The two brands are very different in terms of product offering and brand positioning. However, my experiences with Burger King, Smoothie King and consulting have given me a foundation for what it takes to successfully market a restaurant. I came here and saw that we were lacking a few things, like really strong processes behind our strategic planning, positioning, consumer insights and new product development. There had been some successes in new product introductions and marketing promotions, but there had also been a lot of misses, largely due to a lack of strategic planning and the process by which you test and vet ideas to pull out the winners.
Captain D’s “Four for $4.99” meals are an aggressive value offering. Is the name of the game in 2012 value-driven traffic, or is the brand also considering some average-check-building items and promotions?
It’s the balance between the two that causes us to have long-term success. We’ll need a strong value proposition, but I’ve always believed that value doesn’t come at just one price point. We need that attractive lower-priced offering as part of the annual marketing calendar, but we have a great opportunity to offer incredible values with more premium products.

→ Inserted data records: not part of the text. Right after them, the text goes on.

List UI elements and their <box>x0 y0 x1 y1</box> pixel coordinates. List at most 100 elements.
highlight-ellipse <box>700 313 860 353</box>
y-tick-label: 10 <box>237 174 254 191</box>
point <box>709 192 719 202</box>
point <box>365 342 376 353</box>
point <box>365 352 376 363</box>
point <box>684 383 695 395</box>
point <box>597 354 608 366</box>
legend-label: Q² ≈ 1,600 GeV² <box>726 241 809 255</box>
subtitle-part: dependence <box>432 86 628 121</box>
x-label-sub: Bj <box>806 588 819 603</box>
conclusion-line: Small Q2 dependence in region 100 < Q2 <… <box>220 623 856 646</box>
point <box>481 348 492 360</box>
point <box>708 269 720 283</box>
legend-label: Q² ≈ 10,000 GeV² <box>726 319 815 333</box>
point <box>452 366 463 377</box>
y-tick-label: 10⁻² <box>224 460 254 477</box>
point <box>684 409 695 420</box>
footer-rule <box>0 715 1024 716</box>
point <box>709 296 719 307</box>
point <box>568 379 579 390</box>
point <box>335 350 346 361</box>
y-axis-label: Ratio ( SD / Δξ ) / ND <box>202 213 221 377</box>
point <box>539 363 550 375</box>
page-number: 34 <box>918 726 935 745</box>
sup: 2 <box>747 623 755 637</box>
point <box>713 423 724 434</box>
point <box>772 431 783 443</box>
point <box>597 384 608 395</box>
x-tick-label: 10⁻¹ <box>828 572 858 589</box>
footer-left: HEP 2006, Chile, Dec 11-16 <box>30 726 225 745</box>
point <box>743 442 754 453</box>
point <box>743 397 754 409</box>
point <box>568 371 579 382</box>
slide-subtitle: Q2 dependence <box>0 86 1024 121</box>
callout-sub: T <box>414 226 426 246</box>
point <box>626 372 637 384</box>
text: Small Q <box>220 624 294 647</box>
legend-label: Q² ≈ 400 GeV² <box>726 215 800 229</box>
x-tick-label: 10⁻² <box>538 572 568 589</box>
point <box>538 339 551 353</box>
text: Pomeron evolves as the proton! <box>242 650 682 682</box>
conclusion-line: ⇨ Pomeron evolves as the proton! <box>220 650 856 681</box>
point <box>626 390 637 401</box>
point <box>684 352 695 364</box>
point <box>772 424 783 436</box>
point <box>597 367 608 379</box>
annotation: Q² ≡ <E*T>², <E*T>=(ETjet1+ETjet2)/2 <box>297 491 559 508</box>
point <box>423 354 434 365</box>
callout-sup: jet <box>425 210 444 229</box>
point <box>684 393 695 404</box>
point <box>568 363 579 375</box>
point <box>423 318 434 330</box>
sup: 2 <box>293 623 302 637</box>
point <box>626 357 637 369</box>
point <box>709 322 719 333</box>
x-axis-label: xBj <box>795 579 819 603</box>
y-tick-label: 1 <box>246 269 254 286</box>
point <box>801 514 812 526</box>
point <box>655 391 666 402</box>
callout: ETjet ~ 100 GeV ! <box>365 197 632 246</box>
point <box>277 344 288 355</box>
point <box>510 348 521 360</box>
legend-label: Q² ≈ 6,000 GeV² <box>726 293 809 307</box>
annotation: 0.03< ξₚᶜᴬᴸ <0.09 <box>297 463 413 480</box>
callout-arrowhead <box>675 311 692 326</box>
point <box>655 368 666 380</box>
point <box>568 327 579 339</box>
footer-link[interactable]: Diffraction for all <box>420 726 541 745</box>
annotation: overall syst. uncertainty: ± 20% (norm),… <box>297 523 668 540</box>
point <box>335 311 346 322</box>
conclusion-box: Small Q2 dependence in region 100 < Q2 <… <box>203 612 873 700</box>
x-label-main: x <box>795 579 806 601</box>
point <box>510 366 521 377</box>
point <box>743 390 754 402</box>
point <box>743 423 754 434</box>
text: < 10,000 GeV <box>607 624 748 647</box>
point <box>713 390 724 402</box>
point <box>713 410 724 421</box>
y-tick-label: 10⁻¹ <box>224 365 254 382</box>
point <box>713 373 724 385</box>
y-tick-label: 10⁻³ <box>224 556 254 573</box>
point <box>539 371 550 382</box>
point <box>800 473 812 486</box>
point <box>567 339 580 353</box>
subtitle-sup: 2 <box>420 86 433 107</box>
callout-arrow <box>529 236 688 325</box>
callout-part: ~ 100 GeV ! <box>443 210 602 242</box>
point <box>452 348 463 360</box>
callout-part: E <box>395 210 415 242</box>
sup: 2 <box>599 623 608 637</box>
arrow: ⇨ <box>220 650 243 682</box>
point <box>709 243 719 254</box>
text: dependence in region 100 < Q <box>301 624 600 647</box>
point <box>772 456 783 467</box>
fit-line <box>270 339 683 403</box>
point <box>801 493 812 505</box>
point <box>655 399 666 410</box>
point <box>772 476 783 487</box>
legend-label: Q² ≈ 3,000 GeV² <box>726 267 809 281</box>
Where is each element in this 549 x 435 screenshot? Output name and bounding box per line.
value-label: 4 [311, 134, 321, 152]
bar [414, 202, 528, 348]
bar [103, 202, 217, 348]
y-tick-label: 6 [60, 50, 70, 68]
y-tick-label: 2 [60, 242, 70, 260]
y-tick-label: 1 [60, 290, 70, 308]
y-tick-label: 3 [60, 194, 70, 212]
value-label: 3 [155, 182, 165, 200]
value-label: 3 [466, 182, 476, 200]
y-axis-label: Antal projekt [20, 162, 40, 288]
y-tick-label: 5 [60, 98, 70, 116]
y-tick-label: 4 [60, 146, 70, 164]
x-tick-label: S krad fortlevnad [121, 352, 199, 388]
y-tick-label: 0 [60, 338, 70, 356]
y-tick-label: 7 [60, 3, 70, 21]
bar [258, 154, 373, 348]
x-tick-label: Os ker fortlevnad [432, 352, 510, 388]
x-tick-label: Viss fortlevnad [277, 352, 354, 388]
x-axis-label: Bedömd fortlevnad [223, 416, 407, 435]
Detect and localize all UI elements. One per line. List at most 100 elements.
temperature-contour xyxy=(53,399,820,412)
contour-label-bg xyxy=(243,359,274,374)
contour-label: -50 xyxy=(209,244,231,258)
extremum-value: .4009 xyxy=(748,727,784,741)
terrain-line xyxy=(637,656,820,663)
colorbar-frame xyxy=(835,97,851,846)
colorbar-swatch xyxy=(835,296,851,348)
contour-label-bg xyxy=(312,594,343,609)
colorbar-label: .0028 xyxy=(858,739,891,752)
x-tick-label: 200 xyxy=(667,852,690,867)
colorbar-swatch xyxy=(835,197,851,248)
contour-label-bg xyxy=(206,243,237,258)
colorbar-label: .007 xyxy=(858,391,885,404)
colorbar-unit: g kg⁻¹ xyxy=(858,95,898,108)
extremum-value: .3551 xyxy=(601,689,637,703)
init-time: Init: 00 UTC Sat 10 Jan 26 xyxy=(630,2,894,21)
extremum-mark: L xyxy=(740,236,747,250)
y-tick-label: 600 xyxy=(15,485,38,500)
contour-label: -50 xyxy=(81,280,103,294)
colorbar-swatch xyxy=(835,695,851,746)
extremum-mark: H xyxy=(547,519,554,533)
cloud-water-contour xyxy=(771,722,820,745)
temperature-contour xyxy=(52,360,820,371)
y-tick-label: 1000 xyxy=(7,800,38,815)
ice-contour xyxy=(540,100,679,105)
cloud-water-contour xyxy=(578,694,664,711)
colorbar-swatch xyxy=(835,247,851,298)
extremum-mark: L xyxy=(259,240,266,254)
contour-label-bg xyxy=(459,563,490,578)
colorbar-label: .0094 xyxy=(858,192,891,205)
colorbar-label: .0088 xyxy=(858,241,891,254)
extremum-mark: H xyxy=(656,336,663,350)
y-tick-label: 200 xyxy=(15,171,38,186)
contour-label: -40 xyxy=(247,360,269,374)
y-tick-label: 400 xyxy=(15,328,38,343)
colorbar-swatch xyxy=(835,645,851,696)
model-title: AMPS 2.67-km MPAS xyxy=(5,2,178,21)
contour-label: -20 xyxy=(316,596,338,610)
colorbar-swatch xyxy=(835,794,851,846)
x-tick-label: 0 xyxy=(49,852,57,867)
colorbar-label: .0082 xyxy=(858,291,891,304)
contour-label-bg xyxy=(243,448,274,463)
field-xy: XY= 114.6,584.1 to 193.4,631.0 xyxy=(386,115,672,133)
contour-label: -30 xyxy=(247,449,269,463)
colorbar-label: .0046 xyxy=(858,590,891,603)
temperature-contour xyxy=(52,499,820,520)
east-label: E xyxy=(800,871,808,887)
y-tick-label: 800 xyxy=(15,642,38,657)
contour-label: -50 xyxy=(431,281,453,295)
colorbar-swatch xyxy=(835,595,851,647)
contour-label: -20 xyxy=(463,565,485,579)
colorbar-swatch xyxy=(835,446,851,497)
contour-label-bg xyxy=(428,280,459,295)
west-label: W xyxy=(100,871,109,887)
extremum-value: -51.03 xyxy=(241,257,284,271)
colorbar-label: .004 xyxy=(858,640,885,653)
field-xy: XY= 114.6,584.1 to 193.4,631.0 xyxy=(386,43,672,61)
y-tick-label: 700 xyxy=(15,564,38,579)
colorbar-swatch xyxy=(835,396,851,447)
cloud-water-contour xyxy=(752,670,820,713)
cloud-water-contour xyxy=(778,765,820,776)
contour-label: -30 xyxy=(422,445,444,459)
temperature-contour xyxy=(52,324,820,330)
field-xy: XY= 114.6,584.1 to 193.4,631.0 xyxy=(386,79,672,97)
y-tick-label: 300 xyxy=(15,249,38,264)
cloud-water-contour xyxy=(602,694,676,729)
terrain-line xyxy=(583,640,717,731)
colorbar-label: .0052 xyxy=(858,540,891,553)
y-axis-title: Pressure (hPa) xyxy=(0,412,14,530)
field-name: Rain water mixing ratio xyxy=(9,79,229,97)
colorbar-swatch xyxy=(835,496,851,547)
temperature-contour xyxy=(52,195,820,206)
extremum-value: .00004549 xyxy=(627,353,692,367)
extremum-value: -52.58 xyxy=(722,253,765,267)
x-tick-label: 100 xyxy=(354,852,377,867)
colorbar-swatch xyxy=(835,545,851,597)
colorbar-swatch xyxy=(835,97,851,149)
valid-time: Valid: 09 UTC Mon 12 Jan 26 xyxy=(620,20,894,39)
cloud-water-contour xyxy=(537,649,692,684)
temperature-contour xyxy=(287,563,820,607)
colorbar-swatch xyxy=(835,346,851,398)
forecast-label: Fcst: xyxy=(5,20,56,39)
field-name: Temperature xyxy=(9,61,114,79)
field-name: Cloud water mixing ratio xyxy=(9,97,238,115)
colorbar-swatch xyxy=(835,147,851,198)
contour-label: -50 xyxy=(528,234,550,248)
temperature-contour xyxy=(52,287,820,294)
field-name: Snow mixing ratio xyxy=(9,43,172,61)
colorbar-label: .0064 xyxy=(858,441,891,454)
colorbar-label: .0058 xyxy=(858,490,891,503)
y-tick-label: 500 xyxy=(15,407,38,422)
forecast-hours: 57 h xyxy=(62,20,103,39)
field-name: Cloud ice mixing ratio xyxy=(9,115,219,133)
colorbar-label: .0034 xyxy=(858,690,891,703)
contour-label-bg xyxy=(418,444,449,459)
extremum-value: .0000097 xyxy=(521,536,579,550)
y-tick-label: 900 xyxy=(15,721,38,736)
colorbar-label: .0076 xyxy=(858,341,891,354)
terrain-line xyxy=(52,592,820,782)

Our brand strengths come out to be our cooked-to-order meals, perceptions as a sit-down place and expertise in seafood. With those brand attributes, offering an attractive price point makes it all the more appealing when we’re already a trusted source.
What are your plans for social media in the near future?
As I look at our social initiatives now, we’re doing the very basics. We have a presence on Facebook and have grown our “likes” by 300 percent over the past year. But it’s still at a relatively low number for our industry. There’s still a lot of upside for digital media. People are spending more time online through mobile and traditional computers, and we’re under-tapped there in terms of our marketing spend. It’s a key initiative for my team to unlock this potential and go about it in the right way.